Victor Klemperer, LTI, la langue du IIIe Reich. Carnets d’un philologue, Paris, Albin Michel, Agora, Pocket, 2003 (réed.)
LTI, la langue du IIIe Reich [1] montre le questionnement d’un chercheur sur son époque et sur l’outil même qui lui permet de penser, la langue. À partir de l’étude philologique de la langue allemande en usage sous le Troisième Reich et au lendemain de la Seconde guerre mondiale, V. Klemperer nous offre un témoignage et une réflexion exemplaire sur l’influence sociopsychique du langage. Témoignage à double titre : par les faits rapportés et étudiés et par la forme même de l’ouvrage. LTI s’articule sur la dialectique récursive entre implication et distanciation de l’auteur et illustre sa thèse centrale, à savoir la contamination des esprits par la langue : « les mots peuvent être comme de minuscules doses d’arsenic : on les avale sans y prendre garde, ils semblent ne faire aucun effet, et voilà qu’après quelque temps l’effet toxique se fait sentir » (p. 40).
Linguiste, philologue et philosophe allemand d’origine juive, V. Klemperer élabore ses « carnets » à partir du journal qu’il tient clandestinement entre 1933 et 1945. La préface de Sonia Combe précise la genèse et le destin de cette analyse publiée pour la première fois en 1947 en Allemagne. L’ouvrage structuré en trente-six chapitres est encadré par une introduction, qui évoque l’empoisonnement durable de la langue allemande et des modes de pensée par la « langue du nazisme » (p. 24), et un épilogue rappelant ses motivations de publication. Le sigle « LTI : Lingua Tertii Imperii, langue du Troisième Reich » est « d’abord un jeu parodique, puis […] un moyen de légitime défense » (p. 33) qui symbolise pour l’auteur le rôle de l’étude philologique comme gardien de sa liberté intérieure. Initialement attachée à la compréhension de l’influence d’Hitler, la démarche devient politique avec la publication des « carnets » : il s’agit de « mettre en évidence le poison de la LTI et de mettre en garde contre lui » (p. 41).

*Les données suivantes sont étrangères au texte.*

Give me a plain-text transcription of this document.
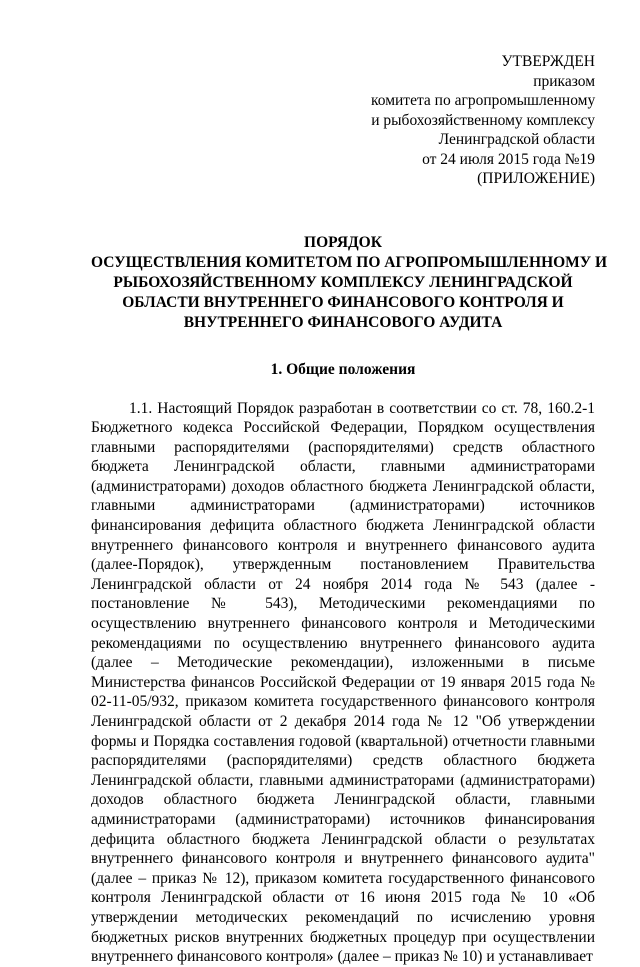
УТВЕРЖДЕН
приказом
комитета по агропромышленному
и рыбохозяйственному комплексу
Ленинградской области
от 24 июля 2015 года №19
(ПРИЛОЖЕНИЕ)
ПОРЯДОК
ОСУЩЕСТВЛЕНИЯ КОМИТЕТОМ ПО АГРОПРОМЫШЛЕННОМУ И
РЫБОХОЗЯЙСТВЕННОМУ КОМПЛЕКСУ ЛЕНИНГРАДСКОЙ
ОБЛАСТИ ВНУТРЕННЕГО ФИНАНСОВОГО КОНТРОЛЯ И
ВНУТРЕННЕГО ФИНАНСОВОГО АУДИТА
1. Общие положения

1.1. Настоящий Порядок разработан в соответствии со ст. 78, 160.2-1 Бюджетного кодекса Российской Федерации, Порядком осуществления главными распорядителями (распорядителями) средств областного бюджета Ленинградской области, главными администраторами (администраторами) доходов областного бюджета Ленинградской области, главными администраторами (администраторами) источников финансирования дефицита областного бюджета Ленинградской области внутреннего финансового контроля и внутреннего финансового аудита (далее-Порядок), утвержденным постановлением Правительства Ленинградской области от 24 ноября 2014 года № 543 (далее - постановление № 543), Методическими рекомендациями по осуществлению внутреннего финансового контроля и Методическими рекомендациями по осуществлению внутреннего финансового аудита (далее – Методические рекомендации), изложенными в письме Министерства финансов Российской Федерации от 19 января 2015 года № 02-11-05/932, приказом комитета государственного финансового контроля Ленинградской области от 2 декабря 2014 года № 12 "Об утверждении формы и Порядка составления годовой (квартальной) отчетности главными распорядителями (распорядителями) средств областного бюджета Ленинградской области, главными администраторами (администраторами) доходов областного бюджета Ленинградской области, главными администраторами (администраторами) источников финансирования дефицита областного бюджета Ленинградской области о результатах внутреннего финансового контроля и внутреннего финансового аудита" (далее – приказ № 12), приказом комитета государственного финансового контроля Ленинградской области от 16 июня 2015 года № 10 «Об утверждении методических рекомендаций по исчислению уровня бюджетных рисков внутренних бюджетных процедур при осуществлении внутреннего финансового контроля» (далее – приказ № 10) и устанавливает
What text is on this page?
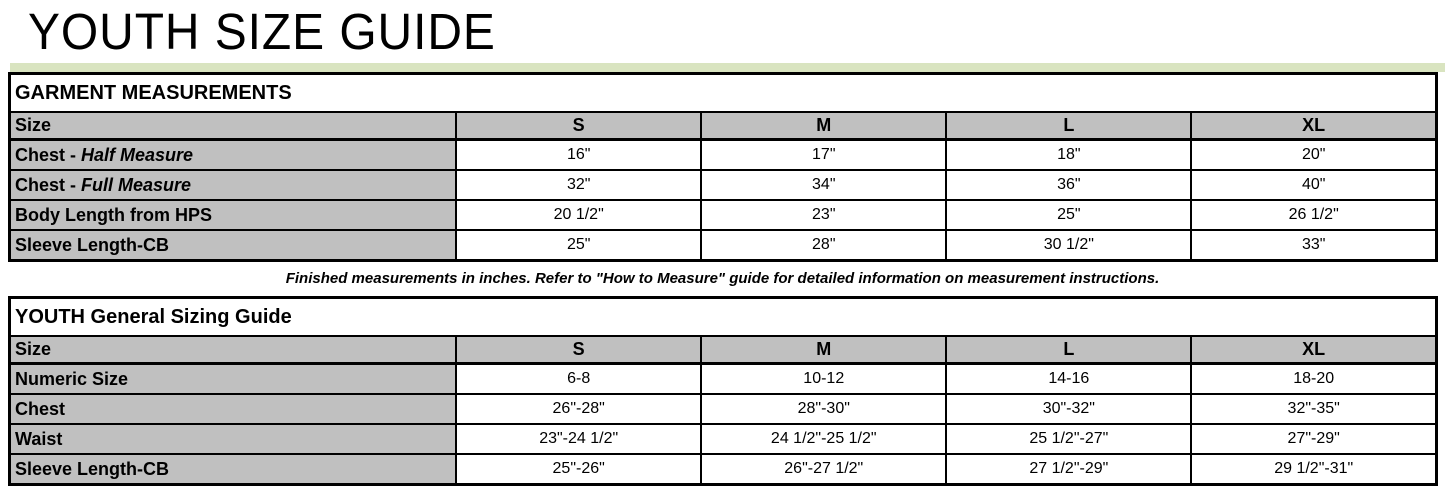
YOUTH SIZE GUIDE
GARMENT MEASUREMENTS				
Size	S	M	L	XL
Chest - Half Measure	16"	17"	18"	20"
Chest - Full Measure	32"	34"	36"	40"
Body Length from HPS	20 1/2"	23"	25"	26 1/2"
Sleeve Length-CB	25"	28"	30 1/2"	33"

Finished measurements in inches. Refer to "How to Measure" guide for detailed information on measurement instructions.

YOUTH General Sizing Guide				
Size	S	M	L	XL
Numeric Size	6-8	10-12	14-16	18-20
Chest	26"-28"	28"-30"	30"-32"	32"-35"
Waist	23"-24 1/2"	24 1/2"-25 1/2"	25 1/2"-27"	27"-29"
Sleeve Length-CB	25"-26"	26"-27 1/2"	27 1/2"-29"	29 1/2"-31"
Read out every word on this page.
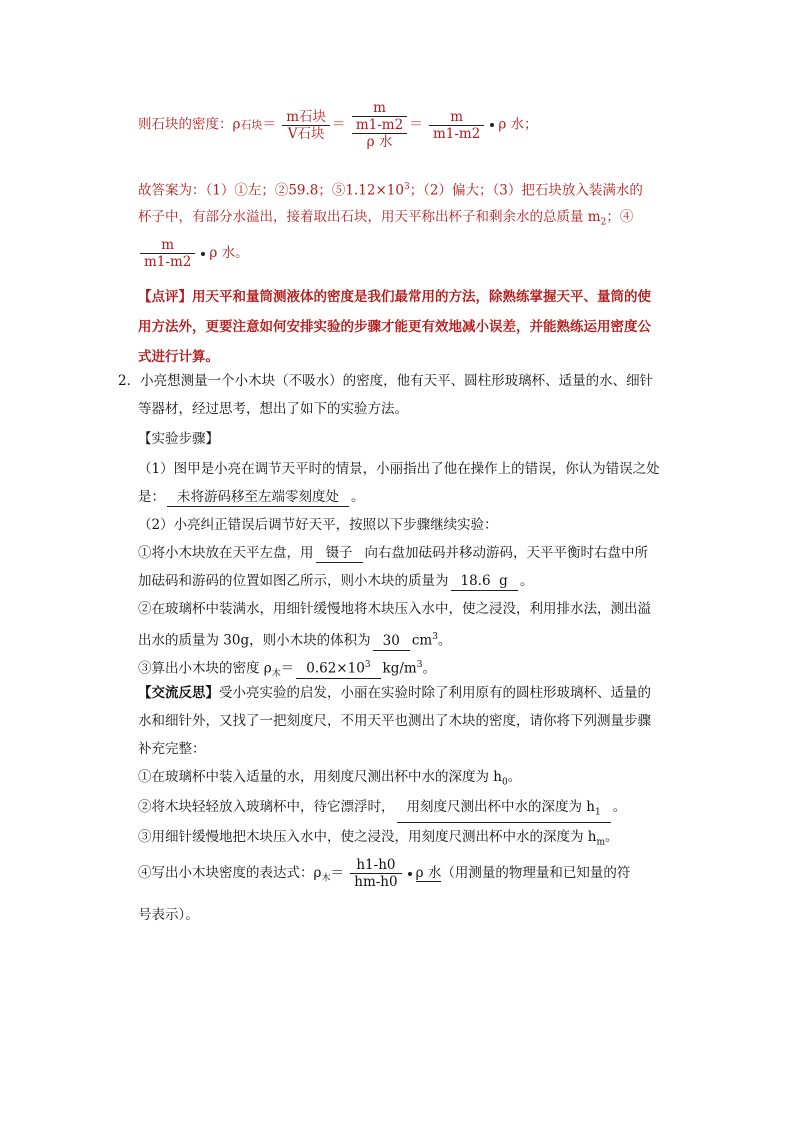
则石块的密度：ρ石块＝ $\frac{\text{m石块}}{\text{V石块}}$ ＝
m
m1-m2
ρ 水
＝ $\frac{m}{m1-m2}$ ρ 水；
故答案为：（1）①左；②59.8；$⑤1.12\times 10^3$；（2）偏大；（3）把石块放入装满水的
杯子中，有部分水溢出，接着取出石块，用天平称出杯子和剩余水的总质量 $m_2$；④
$\frac{m}{m1-m2}$ ρ 水。
【点评】用天平和量筒测液体的密度是我们最常用的方法，除熟练掌握天平、量筒的使
用方法外，更要注意如何安排实验的步骤才能更有效地减小误差，并能熟练运用密度公
式进行计算。
2．小亮想测量一个小木块（不吸水）的密度，他有天平、圆柱形玻璃杯、适量的水、细针
等器材，经过思考，想出了如下的实验方法。
【实验步骤】
（1）图甲是小亮在调节天平时的情景，小丽指出了他在操作上的错误，你认为错误之处
是： 未将游码移至左端零刻度处 。
（2）小亮纠正错误后调节好天平，按照以下步骤继续实验：
①将小木块放在天平左盘，用 镊子 向右盘加砝码并移动游码，天平平衡时右盘中所
加砝码和游码的位置如图乙所示，则小木块的质量为 18.6 g 。
②在玻璃杯中装满水，用细针缓慢地将木块压入水中，使之浸没，利用排水法，测出溢
出水的质量为 30g，则小木块的体积为 30 $cm^3$。
③算出小木块的密度 $\rho_木= 0.62\times 10^3$ $kg/m^3$。
【交流反思】受小亮实验的启发，小丽在实验时除了利用原有的圆柱形玻璃杯、适量的
水和细针外，又找了一把刻度尺，不用天平也测出了木块的密度，请你将下列测量步骤
补充完整：
①在玻璃杯中装入适量的水，用刻度尺测出杯中水的深度为 $h_0$。
②将木块轻轻放入玻璃杯中，待它漂浮时， 用刻度尺测出杯中水的深度为 $h_1$ 。
③用细针缓慢地把木块压入水中，使之浸没，用刻度尺测出杯中水的深度为 $h_m$。
④写出小木块密度的表达式：$\rho_木= \frac{h1-h0}{hm-h0}$ ρ 水（用测量的物理量和已知量的符
号表示）。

Etayant sa pensée sur des exemples concrets puisés à diverses sources (discours radiodiffusés, presse, ouvrages scientifiques, littéraires ou éducatifs, conversations…), V. Klemperer montre comment le totalitarisme s’insinue dans le langage courant et s’inscrit au plus intime de chacun par l’adoption mécanique et inconsciente de l’idéologie véhiculée par les mots, expressions et formes syntaxiques. Le philologue avance que le III Reich a forgé peu de mots, en a importé certains, mais qu’il a surtout modifié la valeur des mots et leur fréquence d’utilisation, faisant de la langue le moyen de propagation de l’antisémitisme racial et d’adhésion de la masse.
L’ouvrage relève différentes caractéristiques de la LTI, comme :
Langue d’un groupe social aux fondements fixés dans Mein Kampf en 1925, la LTI devient « langue d’un peuple » avec l’arrivée au pouvoir de Hitler en 1933. V. Klemperer avance que la langue du nazisme contribue à la propagation de l’idéologie nazie par une rhétorique dont les phrases et symboles « obscurcissent l’intelligence » (p. 84) par l’appel aux sens et aux sentiments. Selon lui, Hitler obtient l’adhésion et la fidélité de la masse par un « matraquage idéologique toujours simpliste et identique » (p. 236) basé sur le mépris et l’épouvante. L’utilisation du substantif singulier « le Juif » et de l’adjectif « judéo » permet l’amalgame de tous les adversaires en un seul ennemi. La LTI nie l’individualité de l’être humain et provoque une intériorisation de la discrimination raciale et la généralisation de la peur.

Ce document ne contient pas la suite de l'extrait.